When Shaver joined the UW faculty as a dairy nutritionist, he could see where he needed to focus.

“The industry was moving from smaller herds to larger herds, so there was a real focus on yield per acre. There was a limit to how much land a farm could maintain,” he says. “Corn silage, if done properly with good hybrids, is a higher-yielding crop than alfalfa, and you’re harvesting once per year, as opposed to three or four times or even five times a year.”

The problem was that it wasn’t clear what “doing corn silage properly” entailed. Shaver focused his research and Extension outreach efforts on helping the dairy industry figure that out. Part of that focused on hybrids.

“We didn’t have hybrids that were devoted to corn for silage rather than corn for grain,” he explains.

Shaver credits UW-Madison Extension corn specialists Paul Carter and later Joe Lauer, who incorporated measurements of fiber digestibility into their annual corn performance trials, and UW corn breeder Jim Coors, who sought to develop hybrids better suited to silage.

“Now we have performance trials that rank hybrids for milk per ton and milk per acre for corn silage,” he says.

These indicators make it much easier for farmers to compare their forage options, says Jim Barmore, a dairy nutrition and management consultant based in Verona. “They are a calculating tool to help people understand feed value and cost. They helped the industry understand the cost of alfalfa relative to corn silage.”

Shaver also tips his hat to UW biological systems engineers, including Kevin Shinners, Brian Holmes and Dave Kammel, who worked on best practices for harvesting and processing corn silage to give cows full value of the fiber, protein and energy it contains. They also helped farmers adopt horizontal storage-silage bags and concrete bunkers-because traditional tower silos were poorly suited to high-moisture silage.

Besides collaborating on research, Shaver says a big part of his job involved conveying ideas and information.

“My role was to see what was happening on farms around the country and bring that back to my colleagues in agronomy and biological systems engineering as well as my own department. And to the industry, because nothing happens unless the nutritionists, agronomists, crop consultants and seed companies are headed in the same direction.”

Those efforts didn’t stop at the state lines, notes Jim Barmore.

“Randy created some of the inspiration across the national scene to get other researchers involved in corn silage,” he says. “There was a lot of research done at other universities and the seed corn industry that flowed out of Randy’s initiative.”

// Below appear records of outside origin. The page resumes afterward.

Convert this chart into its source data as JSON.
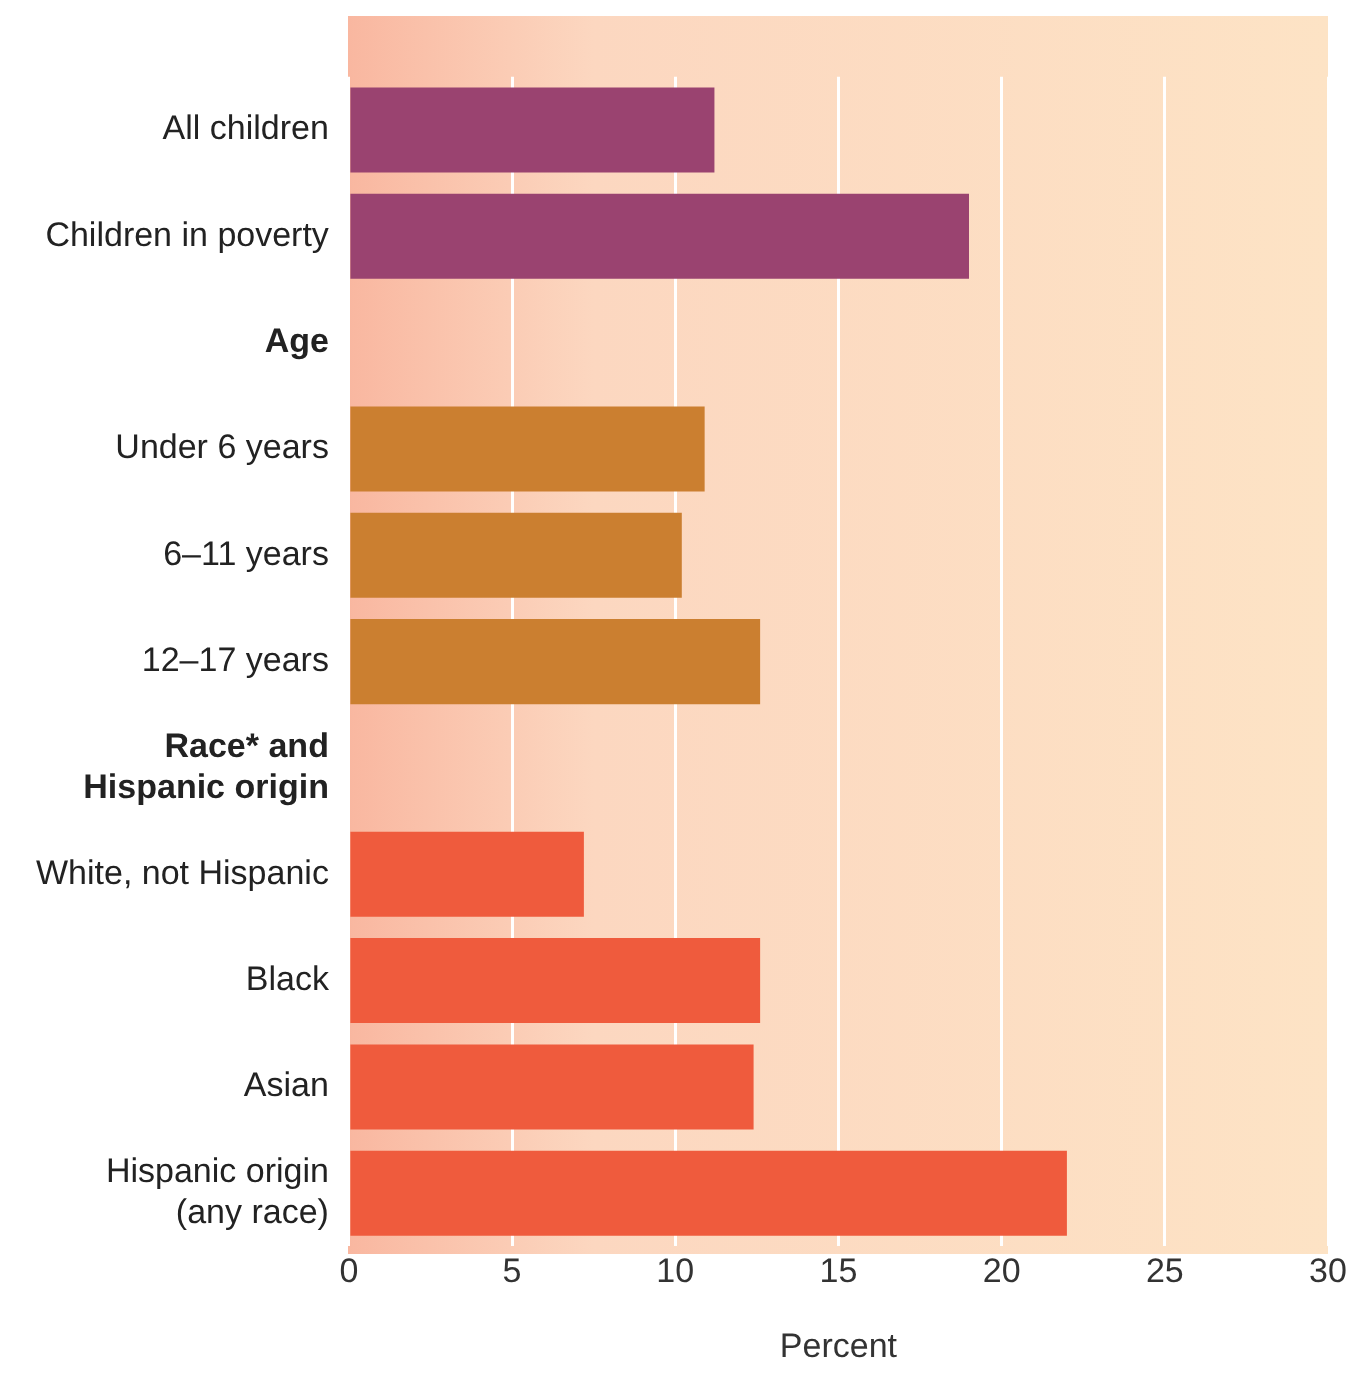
{
  "chart_data": {
    "type": "bar",
    "orientation": "horizontal",
    "xlabel": "Percent",
    "categories": [
      "All children",
      "Children in poverty",
      "Age",
      "Under 6 years",
      "6–11 years",
      "12–17 years",
      "Race* and\nHispanic origin",
      "White, not Hispanic",
      "Black",
      "Asian",
      "Hispanic origin\n(any race)"
    ],
    "values": [
      11.2,
      19.0,
      null,
      10.9,
      10.2,
      12.6,
      null,
      7.2,
      12.6,
      12.4,
      22.0
    ],
    "colors": [
      "#9a4370",
      "#9a4370",
      null,
      "#cb7f30",
      "#cb7f30",
      "#cb7f30",
      null,
      "#ef5b3d",
      "#ef5b3d",
      "#ef5b3d",
      "#ef5b3d"
    ],
    "xlim": [
      0,
      30
    ],
    "xticks": [
      0,
      5,
      10,
      15,
      20,
      25,
      30
    ],
    "grid": "x",
    "legend": false
  }
}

All this has had a huge impact for milk producers, says Dan Natzke of Wayside Dairy, a 1,900-cow operation in Brown County where corn silage now makes up from 2/3 to ¾ of the forage ration.

“People like Randy have taken corn silage feeding to the next level, by helping us understand not only the moisture and maturity, but also the chop length and processing of the kernels. That type of information helps us as dairymen do a better job,” Natzke says.

 “As budgets get tighter, we need to get as much as we can from every cow and every acre. Corn silage and the work Randy has done helps us achieve those things.”